Probleem bij overlijden: het onbewuste derdenbeding in de ODV-overeenkomst

Probleem bij overlijden: het onbewuste derdenbeding in de ODV-overeenkomst
4 februari 2019 (update: 8 april 2019)
In veel ODV-overeenkomsten staat de bepaling – conform de fiscale eis (zie art. 38p Wet op de Loonbelasting 1964) – dat de ODV bij overlijden naar de erfgenamen/natuurlijke personen gaat. Daarbij werd er min of meer vanuit gegaan dat de ODV in de nalatenschap valt. Jurist Eric Hoepelman stelt dit in een recente publicatie ter discussie. Volgens hem – en ik ben geneigd het met hem eens te zijn – moet genoemde bepaling worden uitgelegd als een derdenbeding. Dit heeft belangrijke consequenties: de ODV voldoet niet aan de fiscale eisen en de verdeling van de ODV bij overlijden kan andere uitkomsten hebben. Een bepaling met het oogmerk de ODV-overeenkomst te laten voldoen aan de eisen van de loonbelasting lijkt nu dus onbedoeld heel anders uit te pakken.

Derdenbeding
Ik citeer Eric Hoepelman:

“Het ligt voor de hand in de ODV-overeenkomst niets te bepalen over wat er bij overlijden gebeurt met het recht op de ODV-termijnen. Als daarover contractueel niets is bepaald, valt het ODV-recht in de nalatenschap van betrokkene. Door middel van het erfrecht kan dan worden bepaald wie gerechtigd is tot dat vermogensrecht. Als de uiterste wil geen bijzondere bepalingen bevat, komt het ODV-recht toe aan erfgenamen.”

 (NB. Bij bancaire lijfrenten wordt ook niet contractueel bepaald wat er bij overlijden gebeurd met de lijfrente.)

“Van een derdenbeding is sprake wanneer een overeenkomst voor een derde (erfgenamen) het recht creëert een prestatie (periodieke betalingen) van een der partijen (meestal BV) te vorderen en de derde (erfgenamen) dit beding aanvaardt. Zodra een ODV-overeenkomst een bepaling bevat dat bij overlijden een ander gerechtigd wordt, is sprake van een derdenbeding. Dat is ook zo wanneer die ander ‘de erfgenamen’ zijn. Na aanvaarding ontstaat voor de begunstigde erfgenamen een eigen recht op de ODV. Zij verkrijgen dan niet krachtens erfrecht, maar krachtens derdenbeding.”

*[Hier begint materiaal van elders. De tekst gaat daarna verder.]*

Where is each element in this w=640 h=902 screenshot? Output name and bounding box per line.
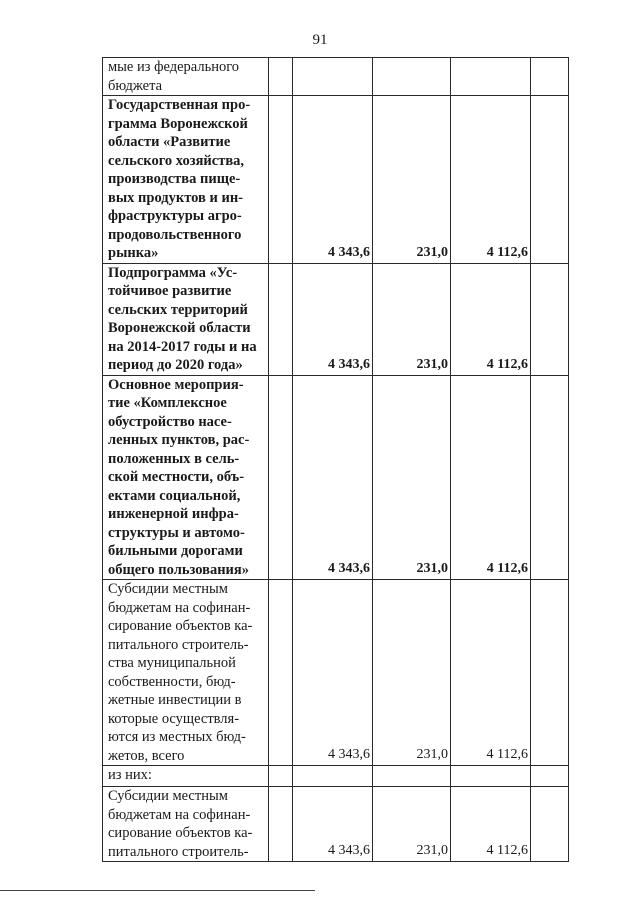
row-name-cell: мые из федерального бюджета — [103, 58, 269, 96]
value-total-cell: 4 343,6 — [293, 375, 373, 580]
row-name-cell: из них: — [103, 766, 269, 787]
value-part2-cell — [451, 58, 531, 96]
value-part2-cell: 4 112,6 — [451, 375, 531, 580]
value-part2-cell: 4 112,6 — [451, 263, 531, 375]
value-part2-cell: 4 112,6 — [451, 96, 531, 264]
value-total-cell: 4 343,6 — [293, 263, 373, 375]
empty-cell — [531, 787, 569, 862]
value-part2-cell: 4 112,6 — [451, 580, 531, 766]
value-part1-cell: 231,0 — [373, 580, 451, 766]
value-part1-cell — [373, 766, 451, 787]
value-total-cell — [293, 58, 373, 96]
value-total-cell: 4 343,6 — [293, 96, 373, 264]
empty-cell — [531, 263, 569, 375]
empty-cell — [531, 766, 569, 787]
empty-cell — [269, 375, 293, 580]
value-total-cell: 4 343,6 — [293, 580, 373, 766]
value-part1-cell — [373, 58, 451, 96]
table-row — [103, 263, 569, 375]
empty-cell — [531, 58, 569, 96]
row-name-cell: Субсидии местным бюджетам на софинан- сирование объектов ка- питального строитель- ства муниципальной собственности, бюд- жетные инвестиции в которые осуществля- ются из местных бюд- жетов, всего — [103, 580, 269, 766]
table-row — [103, 58, 569, 96]
value-part1-cell: 231,0 — [373, 787, 451, 862]
table-row — [103, 96, 569, 264]
empty-cell — [269, 263, 293, 375]
value-part2-cell — [451, 766, 531, 787]
value-part1-cell: 231,0 — [373, 96, 451, 264]
value-total-cell: 4 343,6 — [293, 787, 373, 862]
empty-cell — [269, 58, 293, 96]
empty-cell — [269, 787, 293, 862]
table-row — [103, 375, 569, 580]
empty-cell — [269, 96, 293, 264]
empty-cell — [269, 580, 293, 766]
row-name-cell: Субсидии местным бюджетам на софинан- сирование объектов ка- питального строитель- — [103, 787, 269, 862]
empty-cell — [531, 375, 569, 580]
budget-table — [102, 57, 569, 862]
page-number: 91 — [312, 32, 328, 48]
table-row — [103, 787, 569, 862]
empty-cell — [269, 766, 293, 787]
table-row — [103, 580, 569, 766]
value-total-cell — [293, 766, 373, 787]
footer-divider — [0, 890, 315, 891]
value-part1-cell: 231,0 — [373, 263, 451, 375]
table-row — [103, 766, 569, 787]
empty-cell — [531, 96, 569, 264]
row-name-cell: Подпрограмма «Ус- тойчивое развитие сельских территорий Воронежской области на 2014-2017 годы и на период до 2020 года» — [103, 263, 269, 375]
empty-cell — [531, 580, 569, 766]
value-part1-cell: 231,0 — [373, 375, 451, 580]
row-name-cell: Основное мероприя- тие «Комплексное обустройство насе- ленных пунктов, рас- положенных в сель- ской местности, объ- ектами социальной, инженерной инфра- структуры и автомо- бильными дорогами общего пользования» — [103, 375, 269, 580]
value-part2-cell: 4 112,6 — [451, 787, 531, 862]
row-name-cell: Государственная про- грамма Воронежской области «Развитие сельского хозяйства, производства пище- вых продуктов и ин- фраструктуры агро- продовольственного рынка» — [103, 96, 269, 264]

Wanneer sprake is van een verkrijging krachtens derdenbeding, en er zijn bijvoorbeeld 3 erfgenamen, dan dient bij overlijden de ODV in gelijke mate – ieder 1/3 deel – aan de erfgenamen toe te komen. Wanneer geen sprake is van een derdenbeding en de ODV in de nalatenschap valt, kan de verdeling heel anders uitpakken, bijvoorbeeld omdat de 3 erfgenamen volgens het testament in een andere verhouding tot de nalatenschap zijn gerechtigd.

Als het testament recent is gewijzigd met het doel een bepaalde gewenste verdeling van de ODV bij overlijden te bewerkstelligen kan er dus een probleem rijzen als er tegelijkertijd sprake is van een derdenbeding dat de gewenste uitkomst doorkruist.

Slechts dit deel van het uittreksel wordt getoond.